Wednesday, May 5, 1999 Published at 22:54 GMT 23:54 UK
Catching twisters by the tail
Chuck Doswell chased the tornado for 30 minutes
By BBC News Online's Kevin Anderson in Washington
When Chuck Doswell saw the storm that cut a path of destruction across the US state of Oklahoma on Monday, he knew in an instant that this storm was "off the scale".
For 30 minutes, Mr Doswell, a research meteorologist with the National Severe Storms Laboratory, rode along "with the monster".
He is a storm chaser, a person who either for research or personal curiosity trails these deadly storms.
Tornadoes usually dissipate in 10 to 15 minutes. "This one just kept going and going," he said.
He followed the storm for 30 miles from its inception near the town of Chickasha to south of Oklahoma City, where it caused so much destruction.
When he first saw the storm, he immediately recognised it as a classic supercell, a massive thunderstorm.
The heart of the storm
Shortly after Mr Doswell arrived intercepted the storm on Monday, a large cone-shaped tornado dropped from the sky. It quickly dissipated.
"But I thought, 'this storm is not done,'" Mr Doswell said.
He followed the storm for 30 miles looking "right up into the heart of it", and he said it was clear that the storm would produce another tornado.
In that minute, a huge funnel touched down, and instead of dissipating, it grew.
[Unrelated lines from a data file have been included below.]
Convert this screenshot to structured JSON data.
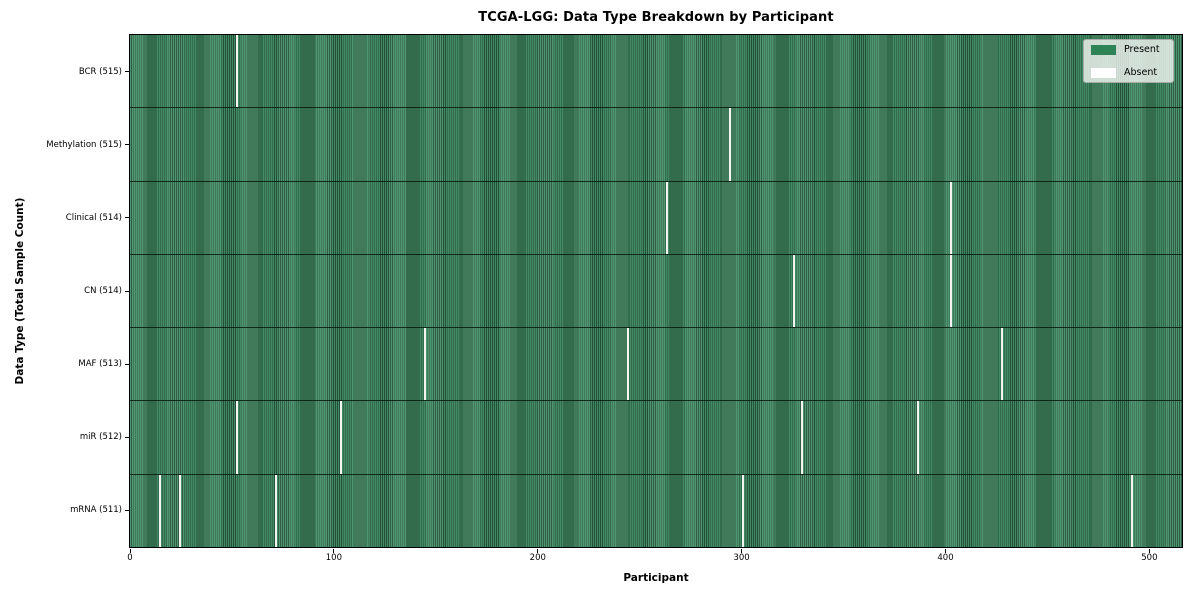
{
  "chart_data": {
    "type": "heatmap",
    "title": "TCGA-LGG: Data Type Breakdown by Participant",
    "xlabel": "Participant",
    "ylabel": "Data Type (Total Sample Count)",
    "x_ticks": [
      0,
      100,
      200,
      300,
      400,
      500
    ],
    "x_range": [
      0,
      516
    ],
    "total_participants": 516,
    "grid": false,
    "legend_position": "upper right",
    "legend": [
      {
        "label": "Present",
        "color": "#2e8457"
      },
      {
        "label": "Absent",
        "color": "#ffffff"
      }
    ],
    "rows": [
      {
        "label": "BCR (515)",
        "present_count": 515,
        "absent_participants": [
          52
        ]
      },
      {
        "label": "Methylation (515)",
        "present_count": 515,
        "absent_participants": [
          294
        ]
      },
      {
        "label": "Clinical (514)",
        "present_count": 514,
        "absent_participants": [
          263,
          402
        ]
      },
      {
        "label": "CN (514)",
        "present_count": 514,
        "absent_participants": [
          325,
          402
        ]
      },
      {
        "label": "MAF (513)",
        "present_count": 513,
        "absent_participants": [
          144,
          244,
          427
        ]
      },
      {
        "label": "miR (512)",
        "present_count": 512,
        "absent_participants": [
          52,
          103,
          329,
          386
        ]
      },
      {
        "label": "mRNA (511)",
        "present_count": 511,
        "absent_participants": [
          14,
          24,
          71,
          300,
          491
        ]
      }
    ],
    "colors": {
      "present_fill": "#2e8457",
      "present_edge": "#245338",
      "absent_fill": "#f4f5f0",
      "row_separator": "#0a140a",
      "legend_background": "#f2f4f0"
    }
  }
}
'Something awful was about to happen'
But then he noticed ragged bits of pink fibreglass insulation mixed with the rain pelting his windscreen. He thought: We may be in open country, but somebody got hammered.
The rain was full of debris - leaves, branches, shredded bits of paper, and mud. "Then I began to realise. We're getting close to Oklahoma City," Mr Doswell said.
He began to see power flashes as the storm hit power lines and transformers. "I realised something awful was about to happen."
The base of the tornado contained dark streaks meaning that it was hitting houses in the suburbs.
Mr Doswell takes three weeks vacation a year just to chase these awesome storms. In those three weeks, he counts himself "lucky" if he spends one hour chasing a tornado. On Monday, he saw two tornadoes in 30 minutes.
"If you haven't experienced a tornado, you can't possibly imagine what a storm like this can do," he said.
A tornado can sweep a well constructed home from its foundation and scatter the debris for miles. It can pick up train carriages.
Considering the destructive power of these storms, he said it is miraculous that so many people survive. Most people in the central Great Plains, which is also known as Tornado Alley, are reasonably well prepared.
He worries about tornadoes that strike people who do not live in Tornado Alley, who might not be as well prepared.
"A similar tornado outside of Tornado Alley could produce hundreds of casualties, easily," he said.